Regex generation does not work
aw632 opened this issue · 1 comments
Describe the issue as clearly as possible:
Regex generation with certain regex strings will produce strings that don't match the regex.
I have this regex string:
^(\[TOOL_CALLS\] \{\}|(?!\[TOOL_CALLS\]).*)$
Since interregular has implicit anchoring, I use this instead:
(\[TOOL_CALLS\] \{\}|(?!\[TOOL_CALLS\]).*)
However, with this, I am getting outputs that don't match the original regex (with anchoring). Instead, the outputs are consistent with the regex without anchoring. See this test online, and try to remove/add the ^ and $: https://regex101.com/r/EZIPmV/2. For instance, I'm getting outputs like
[TOOL_CALLS] {}, {"name": "
The interregular maintainer confirmed that the anchoring is implicit in that dependency, so I've narrowed it down to just outlines itself having this issue.
Note: generate
will strip out the special tokens like [TOOL_CALLS]

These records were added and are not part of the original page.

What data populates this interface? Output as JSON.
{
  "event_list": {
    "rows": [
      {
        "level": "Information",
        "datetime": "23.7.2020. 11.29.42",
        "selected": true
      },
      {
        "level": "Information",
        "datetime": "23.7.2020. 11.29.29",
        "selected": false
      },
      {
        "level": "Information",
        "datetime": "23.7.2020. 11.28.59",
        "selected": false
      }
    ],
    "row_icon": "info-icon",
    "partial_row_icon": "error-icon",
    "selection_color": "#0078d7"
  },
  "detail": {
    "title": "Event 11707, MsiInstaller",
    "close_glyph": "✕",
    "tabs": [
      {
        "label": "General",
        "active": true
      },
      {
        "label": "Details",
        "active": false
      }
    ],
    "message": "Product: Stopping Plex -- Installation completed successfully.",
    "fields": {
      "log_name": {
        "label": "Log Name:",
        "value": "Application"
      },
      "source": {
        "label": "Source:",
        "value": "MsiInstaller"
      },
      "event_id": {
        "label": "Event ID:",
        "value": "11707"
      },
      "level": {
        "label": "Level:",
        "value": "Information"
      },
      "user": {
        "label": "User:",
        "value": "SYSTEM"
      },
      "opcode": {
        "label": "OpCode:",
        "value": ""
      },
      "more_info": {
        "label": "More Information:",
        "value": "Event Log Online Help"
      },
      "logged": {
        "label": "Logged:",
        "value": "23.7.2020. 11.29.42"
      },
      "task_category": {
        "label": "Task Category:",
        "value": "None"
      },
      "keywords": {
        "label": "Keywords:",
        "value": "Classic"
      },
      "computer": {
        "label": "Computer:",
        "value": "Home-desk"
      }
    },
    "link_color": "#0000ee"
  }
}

, but you can see them if you modify generate
or if you use a different inference engine like vLLM (I was able to produce the same issues there as well).
Steps/code to reproduce the bug:
from outlines import models, generate
model = models.transformers("mistralai/Mistral-Nemo-Instruct-2407")
generator = generate.regex(
model,
r'(\[TOOL_CALLS\] \{\}|(?!\[TOOL_CALLS\]).*)',
)
prompt = """[AVAILABLE_TOOLS][{"type": "function", "function": {"name": "add", "description": "add two numbers", "parameters": {"type": "object", "properties": {"a": {"description": "First number", "type": "integer"}, "b": {"description": "Second number", "type": "integer"}}, "required": ["a", "b"]}}}, {"type": "function", "function": {"name": "multiply", "description": "multiply two numbers", "parameters": {"type": "object", "properties": {"a": {"description": "First number", "type": "integer"}, "b": {"description": "Second number", "type": "integer"}}, "required": ["a", "b"]}}}][/AVAILABLE_TOOLS][INST]What is 5 + 9?[/INST]"""
answer = generator(prompt, max_tokens=300)
print(f"{answer=}")
Expected result:
[TOOL_CALLS] {}
Error message:
No response
Outlines/Python version information:
Version information
Context for the issue:
No response
The FSM produced by interegular
cannot produce any complete strings.
This is likely caused by interegulars incomplete negative lookaround implementation
>>> import interegular
>>> pattern = r"(\[TOOL_CALLS\] \{\}|(?!\[TOOL_CALLS\]).*)"
>>> fsm = interegular.parse_pattern(pattern).to_fsm()
>>> ["".join(s) for s in fsm.strings(100)]
Traceback (most recent call last):
File "<stdin>", line 1, in <module>
File "<stdin>", line 1, in <listcomp>
File "/home/andrew/p/outlines/.myenv/lib/python3.11/site-packages/interegular/fsm.py", line 684, in strings
raise ValueError(f"Couldn't find an example within {max_iterations} iterations")
ValueError: Couldn't find an example within 100 iterations
It is valid with re
, but not interegular
>>> import re
>>> re.match(pattern, "[TOOL_CALLS] {}")
<re.Match object; span=(0, 15), match='[TOOL_CALLS] {}'>
>>> fsm.accepts("[TOOL_CALLS] {}")
False
>>> re.match(pattern, '[TOOL_CALLS] {}, {"name": "toolname"}')
<re.Match object; span=(0, 15), match='[TOOL_CALLS] {}'>
>>> fsm.accepts('[TOOL_CALLS] {}, {"name": "toolname"}')
False
You might consider a simpler pattern. Please let me know if you have any other questions.